At ALSO, we are revolutionizing electric mobility. Originally part of Rivian, our dedicated team of innovators is committed to designing and developing cutting-edge, vertically integrated electric vehicles (EVs) that address the mobility challenges of today and tomorrow. Our mission is to inspire communities to choose ALSO by offering vehicles that are not only affordable and enjoyable but also significantly more efficient—10 to 50 times more than traditional vehicles.
We are seeking a Senior Site Reliability Engineer to join our team. In this pivotal role, you will be responsible for architecting and maintaining scalable, cloud-native systems that support vehicle telemetry, fleet management, and data analytics.

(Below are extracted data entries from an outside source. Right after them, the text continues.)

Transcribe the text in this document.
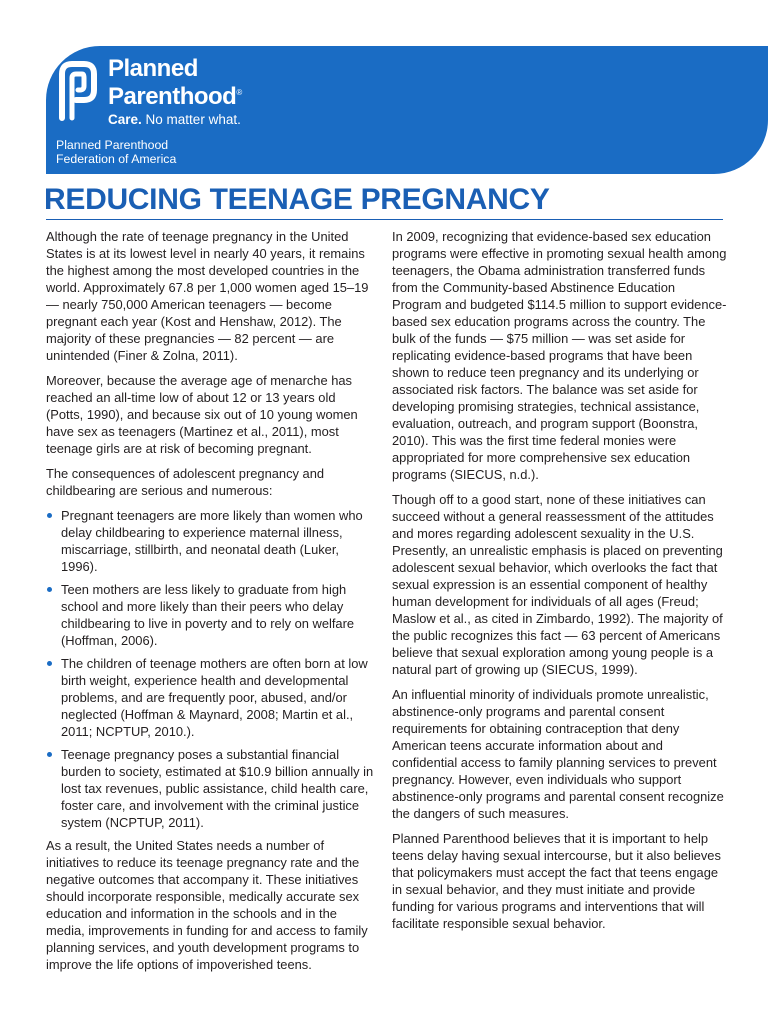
Planned
Parenthood®
Care. No matter what.
Planned Parenthood
Federation of America
REDUCING TEENAGE PREGNANCY

Although the rate of teenage pregnancy in the United States is at its lowest level in nearly 40 years, it remains the highest among the most developed countries in the world. Approximately 67.8 per 1,000 women aged 15–19 — nearly 750,000 American teenagers — become pregnant each year (Kost and Henshaw, 2012). The majority of these pregnancies — 82 percent — are unintended (Finer & Zolna, 2011).

Moreover, because the average age of menarche has reached an all-time low of about 12 or 13 years old (Potts, 1990), and because six out of 10 young women have sex as teenagers (Martinez et al., 2011), most teenage girls are at risk of becoming pregnant.

The consequences of adolescent pregnancy and childbearing are serious and numerous:

Pregnant teenagers are more likely than women who delay childbearing to experience maternal illness, miscarriage, stillbirth, and neonatal death (Luker, 1996).
Teen mothers are less likely to graduate from high school and more likely than their peers who delay childbearing to live in poverty and to rely on welfare (Hoffman, 2006).
The children of teenage mothers are often born at low birth weight, experience health and developmental problems, and are frequently poor, abused, and/or neglected (Hoffman & Maynard, 2008; Martin et al., 2011; NCPTUP, 2010.).
Teenage pregnancy poses a substantial financial burden to society, estimated at $10.9 billion annually in lost tax revenues, public assistance, child health care, foster care, and involvement with the criminal justice system (NCPTUP, 2011).

As a result, the United States needs a number of initiatives to reduce its teenage pregnancy rate and the negative outcomes that accompany it. These initiatives should incorporate responsible, medically accurate sex education and information in the schools and in the media, improvements in funding for and access to family planning services, and youth development programs to improve the life options of impoverished teens.

In 2009, recognizing that evidence-based sex education programs were effective in promoting sexual health among teenagers, the Obama administration transferred funds from the Community-based Abstinence Education Program and budgeted $114.5 million to support evidence-based sex education programs across the country. The bulk of the funds — $75 million — was set aside for replicating evidence-based programs that have been shown to reduce teen pregnancy and its underlying or associated risk factors. The balance was set aside for developing promising strategies, technical assistance, evaluation, outreach, and program support (Boonstra, 2010). This was the first time federal monies were appropriated for more comprehensive sex education programs (SIECUS, n.d.).

Though off to a good start, none of these initiatives can succeed without a general reassessment of the attitudes and mores regarding adolescent sexuality in the U.S. Presently, an unrealistic emphasis is placed on preventing adolescent sexual behavior, which overlooks the fact that sexual expression is an essential component of healthy human development for individuals of all ages (Freud; Maslow et al., as cited in Zimbardo, 1992). The majority of the public recognizes this fact — 63 percent of Americans believe that sexual exploration among young people is a natural part of growing up (SIECUS, 1999).

An influential minority of individuals promote unrealistic, abstinence-only programs and parental consent requirements for obtaining contraception that deny American teens accurate information about and confidential access to family planning services to prevent pregnancy. However, even individuals who support abstinence-only programs and parental consent recognize the dangers of such measures.

Planned Parenthood believes that it is important to help teens delay having sexual intercourse, but it also believes that policymakers must accept the fact that teens engage in sexual behavior, and they must initiate and provide funding for various programs and interventions that will facilitate responsible sexual behavior.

The ideal candidate will possess profound knowledge in distributed systems, Kubernetes, AWS infrastructure, and data pipelines with a strong emphasis on reliability and operational excellence.
Key Responsibilities:
Operationalize microservices platforms utilizing Kubernetes (EKS) and AWS ECS.

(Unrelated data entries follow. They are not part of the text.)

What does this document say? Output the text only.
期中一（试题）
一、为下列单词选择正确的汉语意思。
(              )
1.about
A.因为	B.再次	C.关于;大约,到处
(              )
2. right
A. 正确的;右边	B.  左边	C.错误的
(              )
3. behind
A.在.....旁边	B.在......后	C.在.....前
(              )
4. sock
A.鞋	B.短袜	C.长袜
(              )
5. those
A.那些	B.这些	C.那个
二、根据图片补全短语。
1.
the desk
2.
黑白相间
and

Enhance vehicle telemetry data ingestion and optimize data pipelines leveraging streaming technologies (Kafka/Kinesis) for high-throughput, low-latency workloads.

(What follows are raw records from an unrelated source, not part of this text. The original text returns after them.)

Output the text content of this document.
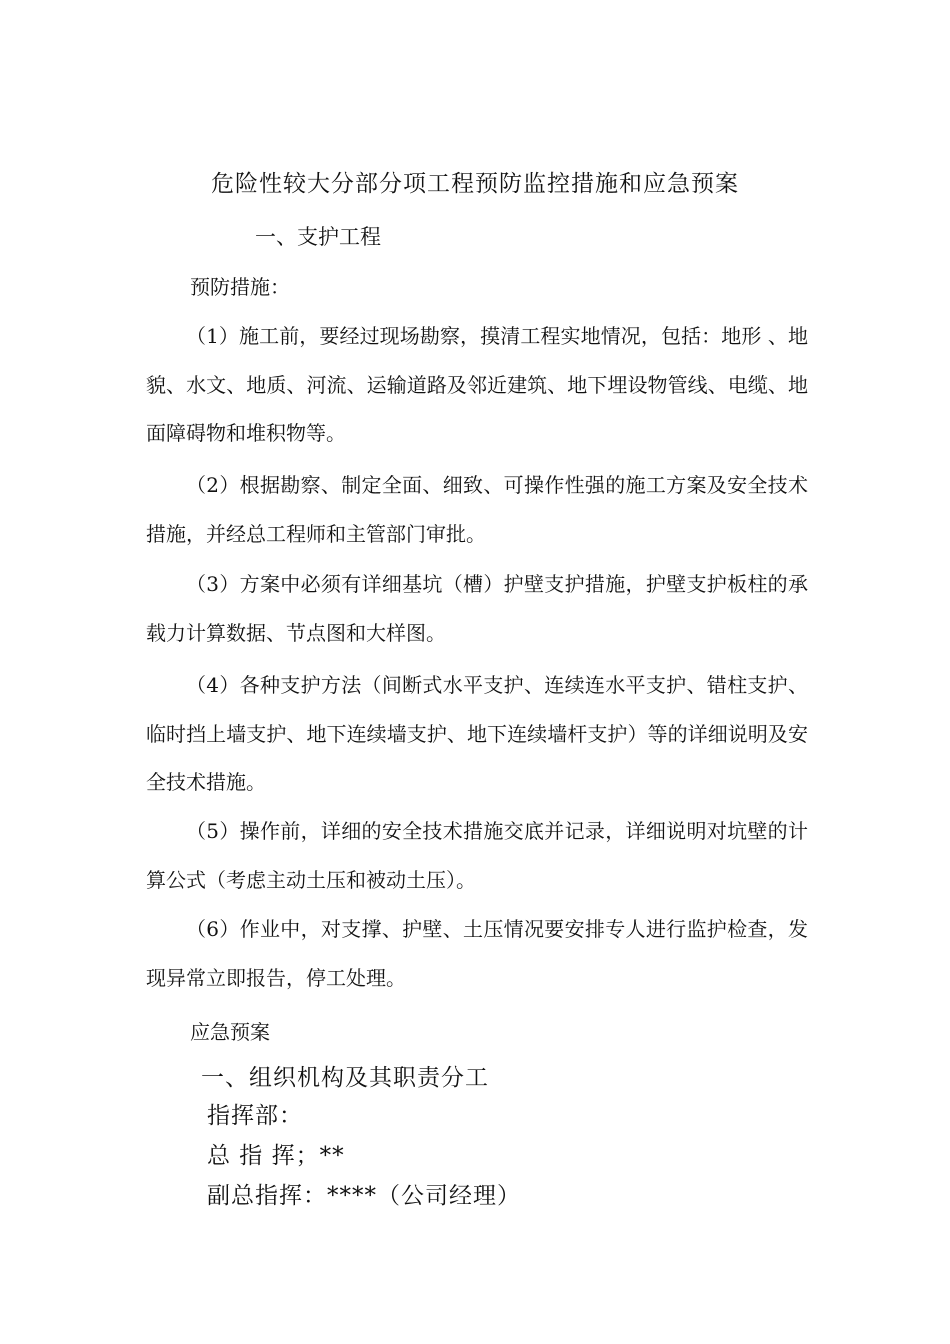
危险性较大分部分项工程预防监控措施和应急预案
一、支护工程
预防措施：

（1）施工前，要经过现场勘察，摸清工程实地情况，包括：地形 、地貌、水文、地质、河流、运输道路及邻近建筑、地下埋设物管线、电缆、地面障碍物和堆积物等。

（2）根据勘察、制定全面、细致、可操作性强的施工方案及安全技术措施，并经总工程师和主管部门审批。

（3）方案中必须有详细基坑（槽）护壁支护措施，护壁支护板柱的承载力计算数据、节点图和大样图。

（4）各种支护方法（间断式水平支护、连续连水平支护、错柱支护、临时挡上墙支护、地下连续墙支护、地下连续墙杆支护）等的详细说明及安全技术措施。

（5）操作前，详细的安全技术措施交底并记录，详细说明对坑壁的计算公式（考虑主动土压和被动土压）。

（6）作业中，对支撑、护壁、土压情况要安排专人进行监护检查，发现异常立即报告，停工处理。

应急预案
一、组织机构及其职责分工
指挥部：
总 指 挥；**
副总指挥：****（公司经理）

Lead initiatives focused on reliability engineering, including the establishment of SLOs, SLIs, and incident response protocols.
Deploy advanced observability solutions using tools such as Datadog, Grafana, and comprehensive logging pipelines.
Design and maintain API Gateway-based service architectures.
Manage on-call rotations and incident response frameworks using PagerDuty.
Automate infrastructure provisioning employing Terraform and CI/CD tools (ArgoCD, Concourse).
Advance system resilience, failover strategies, and multi-region reliability.
Collaborate with product and platform teams to enhance vehicle lifecycle management and cohort analytics.